Por eso, para el gobierno reformista del presidente Hasán Rohaní fue muy difícil sobreponerse a la oposición interna al pacto nuclear y sólo pudo alcanzarlo gracias a la coincidencia de que del otro lado de la mesa, en Washington, gobernaba un estadista favorable al mismo, Barack Obama, que dejó el acuerdo como su legado más importante en política exterior.

Trump lo echó al basurero sin miramientos, pese a la indignación de sus aliados europeos y a las protestas de buena parte de la comunidad diplomática ­estadunidense.

Ahora puso a su país en riesgo de una confrontación militar con un rival que, sin duda, no tiene un ejército con el poder del de Estados Unidos, pero que es mucho mayor en capacidades que Afganistán, Siria e Irak y que –como ha hecho en el pasado– está determinado a comprometerlo por completo en la defensa nacional, en tanto que el Pentágono tiene fuerzas atrapadas en esos mismos territorios y, sobre todo, se encuentra envuelto en un duelo mucho más cauto pero sostenido, de largo plazo y en crecimiento, con China.

Además, para buscar su reelección, Trump tendría que explicar a sus votantes cómo es que prometió sacar a Estados Unidos de guerras que ellos no comprenden ni les importan, y terminó metiéndolos en una mucho más difícil de entender y de ganar, y con consecuencias más graves: por el estrecho de Ormuz, donde fue derribado el dron, se transporta todo el petróleo del Golfo Pérsico, que es 40% del que se comercia en el mundo. Al ver el costo de llenar el tanque de gasolina, los automovilistas estadunidenses se acordarían bien de su presidente.

Ruptura de la confianza

En cuanto al pacto nuclear, Teherán está empezando a tomar medidas que sin duda tendrán respuestas agresivas. Una vez que Trump se salió del mismo, los países europeos le pidieron a Irán seguir cumpliéndolo mientras, ante las sanciones comerciales, ellos creaban sistemas que les permitieran a sus empresas evadirlas. En mayo, tras un año de promesas incumplidas, Rohaní anunció que esperaría un mes antes de dejar de atenerse al acuerdo, en algunas de sus partes.

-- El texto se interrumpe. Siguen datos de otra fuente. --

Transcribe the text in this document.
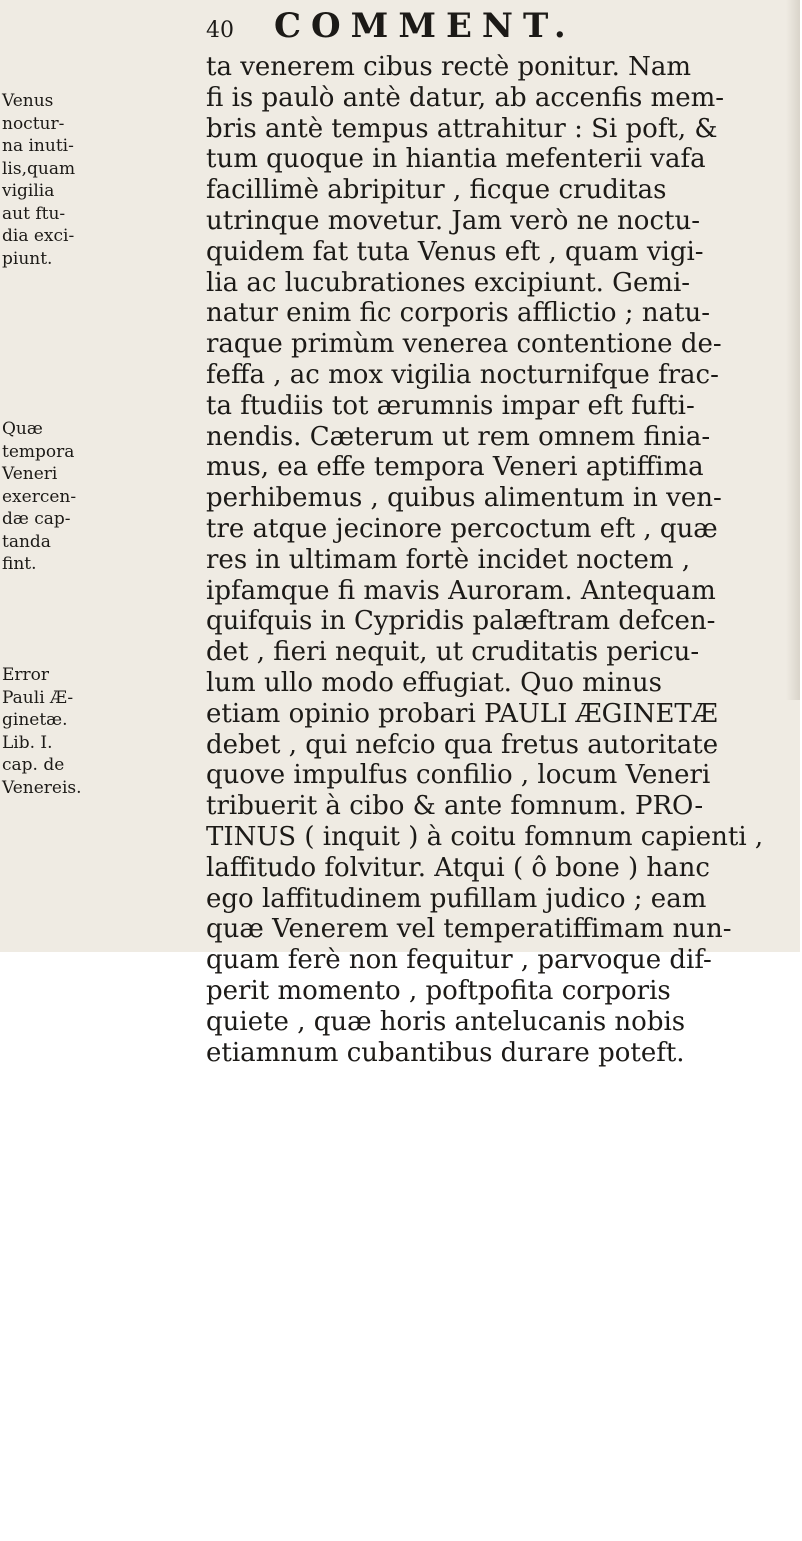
40 COMMENT.
Venus
noctur-
na inuti-
lis,quam
vigilia
aut ftu-
dia exci-
piunt.
Quæ
tempora
Veneri
exercen-
dæ cap-
tanda
fint.
Error
Pauli Æ-
ginetæ.
Lib. I.
cap. de
Venereis.
ta venerem cibus rectè ponitur. Nam
fi is paulò antè datur, ab accenfis mem-
bris antè tempus attrahitur : Si poft, &
tum quoque in hiantia mefenterii vafa
facillimè abripitur , ficque cruditas
utrinque movetur. Jam verò ne noctu-
quidem fat tuta Venus eft , quam vigi-
lia ac lucubrationes excipiunt. Gemi-
natur enim fic corporis afflictio ; natu-
raque primùm venerea contentione de-
feffa , ac mox vigilia nocturnifque frac-
ta ftudiis tot ærumnis impar eft fufti-
nendis. Cæterum ut rem omnem finia-
mus, ea effe tempora Veneri aptiffima
perhibemus , quibus alimentum in ven-
tre atque jecinore percoctum eft , quæ
res in ultimam fortè incidet noctem ,
ipfamque fi mavis Auroram. Antequam
quifquis in Cypridis palæftram defcen-
det , fieri nequit, ut cruditatis pericu-
lum ullo modo effugiat. Quo minus
etiam opinio probari PAULI ÆGINETÆ
debet , qui nefcio qua fretus autoritate
quove impulfus confilio , locum Veneri
tribuerit à cibo & ante fomnum. PRO-
TINUS ( inquit ) à coitu fomnum capienti ,
laffitudo folvitur. Atqui ( ô bone ) hanc
ego laffitudinem pufillam judico ; eam
quæ Venerem vel temperatiffimam nun-
quam ferè non fequitur , parvoque dif-
perit momento , poftpofita corporis
quiete , quæ horis antelucanis nobis
etiamnum cubantibus durare poteft.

En Europa hubo reclamos y advertencias pero no movimientos para, por fin, implementar lo prometido. El miércoles 26 Behrouz Kamalvandi, vocero de la Organización de la Energía Atómica Iraní, anunció que el día siguiente traspasarían el límite máximo de almacenamiento de uranio enriquecido, que es de 300 kilogramos; y adelantó que el 7 de julio empezarán a enriquecer uranio por encima del 3.67%, un grado que no debían superar.

El jueves 27 la agencia AFP reportó que Teherán había decidido aguantar antes de empezar a cumplir su amenaza, sin especificar cuántos días. Quizá en espera de lo que pase en la cumbre del G-20 en Osaka –que dio inicio este viernes 28–, donde líderes europeos esperan hablar con Trump para buscar vías de solución.

El estadunidense insiste en que está dispuesto a abrir un diálogo para asegurarse de que Irán no construya un arma atómica. La ironía es que precisamente ese era el punto central del pacto nuclear que él descarriló. A los iraníes –tanto los conservadores que nunca creyeron que Estados Unidos respetaría el acuerdo como los reformistas que apostaron todo a ello–, les costó muchísimo pactar con Washington y ahora no se ve cómo puedan volver a hacerlo.

“Al destruir el acuerdo, Trump destruyó la confianza y toda oportunidad de futuras negociaciones”, declaró a The Atlantic el antiguo negociador iraní del tema nuclear, Seyed Hossein Mousavian.

“Evitar una nueva escalada será difícil, dada la determinación de ambos lados de no retroceder”, escribió Phillip Gordon, quien fue consejero de Obama para el Golfo Pérsico, en Foreign Affairs. “La nueva negociación nuclear que Trump dice querer sería la forma de evitar el enfrentamiento. Pero es improbable que Irán entre en pláticas con un gobierno en el que no confía y es aún más improbable que acepte el tipo de acuerdo de largo alcance que Trump dice que es necesario”.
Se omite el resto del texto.